Starting a New Chain
Just a few days after my 12th birthday, my maternal grandmother, Sara Grodnik, passed away. She was 60 years old. Though I didn’t know exactly what her illness was, the last few years of her life were occupied with a series of surgeries and procedures that kept her in the hospital for weeks or bedridden, with my mother going out to her home in Queens to care for her. Sundays consisted of my father driving me and my two younger brothers to visit her. But, through all of this, I never knew what was wrong with her and what eventually took her life. Twenty five years later, only three months to the day after I gave birth to my third child, my mother, Joyce Zilberberg, passed away at age 59. This time, I knew a little more.
My mother and I had a complicated relationship and we weren’t in close touch for my most of my early married life. Ironically, it was breast cancer that brought us a semblance of reconciliation. One evening, I received a call from my father (who was also estranged from her) letting me know that the following day, my mother would be undergoing a mastectomy and reconstruction for breast cancer. I did not know anything about her diagnosis, how she found out, the stage of cancer and what her prognosis was. I called her to tell her that I was going to be at the hospital and spent most of the next day in the waiting room at Beth Israel. Although I tried to find out more about her prognosis, the tenuousness of our relationship coupled with the sense of avoidance with which she treated it, made it difficult for me to learn more.

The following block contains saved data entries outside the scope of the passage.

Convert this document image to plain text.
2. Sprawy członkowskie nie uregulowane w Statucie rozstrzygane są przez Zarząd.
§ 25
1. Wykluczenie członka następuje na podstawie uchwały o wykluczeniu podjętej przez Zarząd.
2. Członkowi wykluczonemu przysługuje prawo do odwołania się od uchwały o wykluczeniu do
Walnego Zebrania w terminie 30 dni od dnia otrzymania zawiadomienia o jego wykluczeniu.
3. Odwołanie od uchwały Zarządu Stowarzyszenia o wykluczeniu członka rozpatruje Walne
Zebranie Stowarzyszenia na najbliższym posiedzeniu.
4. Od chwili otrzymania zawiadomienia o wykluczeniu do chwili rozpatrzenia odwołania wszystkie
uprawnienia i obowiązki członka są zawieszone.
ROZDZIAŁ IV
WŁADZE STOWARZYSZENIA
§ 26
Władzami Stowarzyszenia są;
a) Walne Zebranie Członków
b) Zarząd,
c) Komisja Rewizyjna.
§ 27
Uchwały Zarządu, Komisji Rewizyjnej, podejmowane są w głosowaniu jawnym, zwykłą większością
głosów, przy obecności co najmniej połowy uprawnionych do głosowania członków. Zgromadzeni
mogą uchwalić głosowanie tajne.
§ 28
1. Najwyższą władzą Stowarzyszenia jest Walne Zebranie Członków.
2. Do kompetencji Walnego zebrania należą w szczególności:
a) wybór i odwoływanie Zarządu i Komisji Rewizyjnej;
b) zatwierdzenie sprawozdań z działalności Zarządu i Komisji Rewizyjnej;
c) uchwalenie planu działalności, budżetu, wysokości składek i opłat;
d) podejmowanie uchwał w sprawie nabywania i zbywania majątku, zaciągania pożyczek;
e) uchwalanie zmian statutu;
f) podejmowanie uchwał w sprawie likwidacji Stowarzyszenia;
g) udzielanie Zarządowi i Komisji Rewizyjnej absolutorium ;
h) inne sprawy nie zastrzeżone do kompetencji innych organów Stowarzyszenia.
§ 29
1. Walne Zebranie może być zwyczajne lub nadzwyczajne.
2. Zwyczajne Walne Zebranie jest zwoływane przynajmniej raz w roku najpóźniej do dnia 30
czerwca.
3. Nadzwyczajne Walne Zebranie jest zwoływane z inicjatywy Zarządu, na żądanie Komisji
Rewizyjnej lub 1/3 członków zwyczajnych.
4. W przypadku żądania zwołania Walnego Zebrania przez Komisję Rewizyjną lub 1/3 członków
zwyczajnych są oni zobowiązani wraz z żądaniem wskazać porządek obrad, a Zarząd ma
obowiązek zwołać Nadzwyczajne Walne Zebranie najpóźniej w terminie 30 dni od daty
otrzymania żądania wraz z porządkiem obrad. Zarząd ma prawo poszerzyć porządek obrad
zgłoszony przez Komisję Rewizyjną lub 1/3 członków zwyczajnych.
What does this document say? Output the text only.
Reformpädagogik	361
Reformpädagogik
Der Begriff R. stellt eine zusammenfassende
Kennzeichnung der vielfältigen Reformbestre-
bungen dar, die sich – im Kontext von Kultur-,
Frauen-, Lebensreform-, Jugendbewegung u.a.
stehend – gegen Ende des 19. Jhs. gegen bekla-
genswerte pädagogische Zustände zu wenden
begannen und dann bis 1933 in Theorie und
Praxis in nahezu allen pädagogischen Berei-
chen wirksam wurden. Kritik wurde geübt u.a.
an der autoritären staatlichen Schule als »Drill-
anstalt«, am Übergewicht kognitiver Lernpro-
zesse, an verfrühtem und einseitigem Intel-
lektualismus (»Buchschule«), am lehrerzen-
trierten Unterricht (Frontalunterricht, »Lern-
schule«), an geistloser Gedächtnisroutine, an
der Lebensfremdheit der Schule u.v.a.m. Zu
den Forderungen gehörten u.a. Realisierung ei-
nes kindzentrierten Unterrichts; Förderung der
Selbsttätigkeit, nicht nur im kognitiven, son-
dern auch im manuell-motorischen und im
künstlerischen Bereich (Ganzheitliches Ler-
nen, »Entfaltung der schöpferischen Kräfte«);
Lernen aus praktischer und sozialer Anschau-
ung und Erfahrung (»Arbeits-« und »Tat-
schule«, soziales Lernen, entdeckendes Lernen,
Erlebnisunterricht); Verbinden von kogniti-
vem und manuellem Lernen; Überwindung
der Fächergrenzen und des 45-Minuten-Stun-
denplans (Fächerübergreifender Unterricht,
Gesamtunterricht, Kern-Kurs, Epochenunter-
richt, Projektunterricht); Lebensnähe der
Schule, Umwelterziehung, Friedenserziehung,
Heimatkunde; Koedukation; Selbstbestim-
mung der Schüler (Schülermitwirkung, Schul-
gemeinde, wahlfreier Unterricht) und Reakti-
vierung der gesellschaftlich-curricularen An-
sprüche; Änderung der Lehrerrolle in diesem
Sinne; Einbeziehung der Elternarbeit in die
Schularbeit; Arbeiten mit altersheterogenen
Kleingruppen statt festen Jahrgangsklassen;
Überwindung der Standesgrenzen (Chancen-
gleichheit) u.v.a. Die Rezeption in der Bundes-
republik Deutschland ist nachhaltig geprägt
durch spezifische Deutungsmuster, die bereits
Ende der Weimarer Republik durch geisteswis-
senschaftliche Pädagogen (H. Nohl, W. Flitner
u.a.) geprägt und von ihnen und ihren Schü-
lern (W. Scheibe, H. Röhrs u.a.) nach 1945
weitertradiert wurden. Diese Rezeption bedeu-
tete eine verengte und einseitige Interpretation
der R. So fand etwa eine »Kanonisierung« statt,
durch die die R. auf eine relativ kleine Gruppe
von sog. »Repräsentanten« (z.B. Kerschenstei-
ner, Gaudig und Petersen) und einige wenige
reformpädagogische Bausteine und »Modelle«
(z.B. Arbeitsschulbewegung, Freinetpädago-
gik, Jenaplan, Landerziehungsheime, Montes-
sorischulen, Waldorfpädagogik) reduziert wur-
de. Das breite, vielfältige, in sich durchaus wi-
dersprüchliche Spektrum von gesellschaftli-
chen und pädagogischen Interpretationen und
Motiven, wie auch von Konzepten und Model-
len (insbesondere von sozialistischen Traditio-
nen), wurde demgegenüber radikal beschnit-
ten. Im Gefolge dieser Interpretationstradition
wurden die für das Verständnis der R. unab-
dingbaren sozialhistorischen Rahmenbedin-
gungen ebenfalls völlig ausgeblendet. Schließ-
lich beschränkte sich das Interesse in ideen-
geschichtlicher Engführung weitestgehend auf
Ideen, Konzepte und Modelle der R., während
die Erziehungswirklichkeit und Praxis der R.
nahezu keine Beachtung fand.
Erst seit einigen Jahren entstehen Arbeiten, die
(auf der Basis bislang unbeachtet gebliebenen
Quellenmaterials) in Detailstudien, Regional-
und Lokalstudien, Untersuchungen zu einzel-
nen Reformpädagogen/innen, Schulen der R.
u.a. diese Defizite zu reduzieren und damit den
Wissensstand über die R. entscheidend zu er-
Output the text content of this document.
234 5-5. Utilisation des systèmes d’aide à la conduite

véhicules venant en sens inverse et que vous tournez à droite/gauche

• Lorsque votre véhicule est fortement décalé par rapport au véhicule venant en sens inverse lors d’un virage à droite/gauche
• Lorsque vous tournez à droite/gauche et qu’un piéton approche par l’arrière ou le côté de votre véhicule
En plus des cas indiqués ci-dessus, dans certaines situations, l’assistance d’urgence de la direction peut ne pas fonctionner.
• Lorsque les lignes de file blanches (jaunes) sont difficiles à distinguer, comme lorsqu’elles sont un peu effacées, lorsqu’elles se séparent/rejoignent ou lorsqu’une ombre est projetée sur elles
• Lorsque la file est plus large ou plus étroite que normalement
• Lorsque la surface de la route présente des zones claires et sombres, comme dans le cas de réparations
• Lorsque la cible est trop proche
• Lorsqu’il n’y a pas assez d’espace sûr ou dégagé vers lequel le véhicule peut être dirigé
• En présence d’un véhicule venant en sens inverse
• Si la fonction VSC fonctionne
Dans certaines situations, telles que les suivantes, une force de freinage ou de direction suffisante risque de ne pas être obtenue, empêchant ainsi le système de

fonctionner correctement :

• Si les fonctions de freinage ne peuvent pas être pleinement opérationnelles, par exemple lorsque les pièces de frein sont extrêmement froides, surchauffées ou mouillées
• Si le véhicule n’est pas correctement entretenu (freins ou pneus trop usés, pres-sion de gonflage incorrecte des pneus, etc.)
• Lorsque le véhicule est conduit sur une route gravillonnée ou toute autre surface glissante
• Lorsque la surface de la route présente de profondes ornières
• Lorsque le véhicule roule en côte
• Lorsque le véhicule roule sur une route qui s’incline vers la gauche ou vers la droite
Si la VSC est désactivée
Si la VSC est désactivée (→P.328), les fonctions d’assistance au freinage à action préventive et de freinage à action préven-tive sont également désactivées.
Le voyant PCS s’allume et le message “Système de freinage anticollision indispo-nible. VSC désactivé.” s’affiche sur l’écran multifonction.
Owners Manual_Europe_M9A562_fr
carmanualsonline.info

Several weeks after her surgery, at age 35, I had my first mammogram. If there was one thing I was certain of at that moment, it was that I was going to go about managing my risk very differently than my mother did. When her cancer recurred less than two years later, I entered the high-risk clinic at Sloan Kettering. I diligently went twice a year to every mammogram, sonogram and doctor’s appointment and followed the evolving protocol that my doctors recommended for me. I read everything I could about risk associated with family history, new research and testing and how I could do more to manage my risk.
I was not going to live in darkness and ignorance.
I was not going to let my two daughters and family go through the pain of that unknowing.
I was going to face whatever my fate was head on.
Ten years later, I got the call I think I had always been expecting. But, my experience could not have been more different. Because I was being monitored twice a year, my annual sonogram found a small, early stage tumor that my mammogram, six months earlier, had not been able to detect. My cancer was early stage and I was fortunate enough to be able to treat it with a lumpectomy and six weeks of radiation.
This month marks my four-year anniversary of my diagnosis and surgery. I am so grateful to live in a time where conversations about breast cancer are not taboo, where organizations like Sharsheret exist to support those going through this experience and where information about the disease flows freely for anyone seeking it out. I am thankful to my friends and family who encouraged me to stay vigilant and to keep talking about it, instead of hiding in the shadows. I don’t know what the future will bring for me or for my daughters, but I am thankful they live in a world where they can ask questions, seek support, be empowered to pro-actively care for their own health and ensure that the legacy of darkness from which they were born will be broken forever.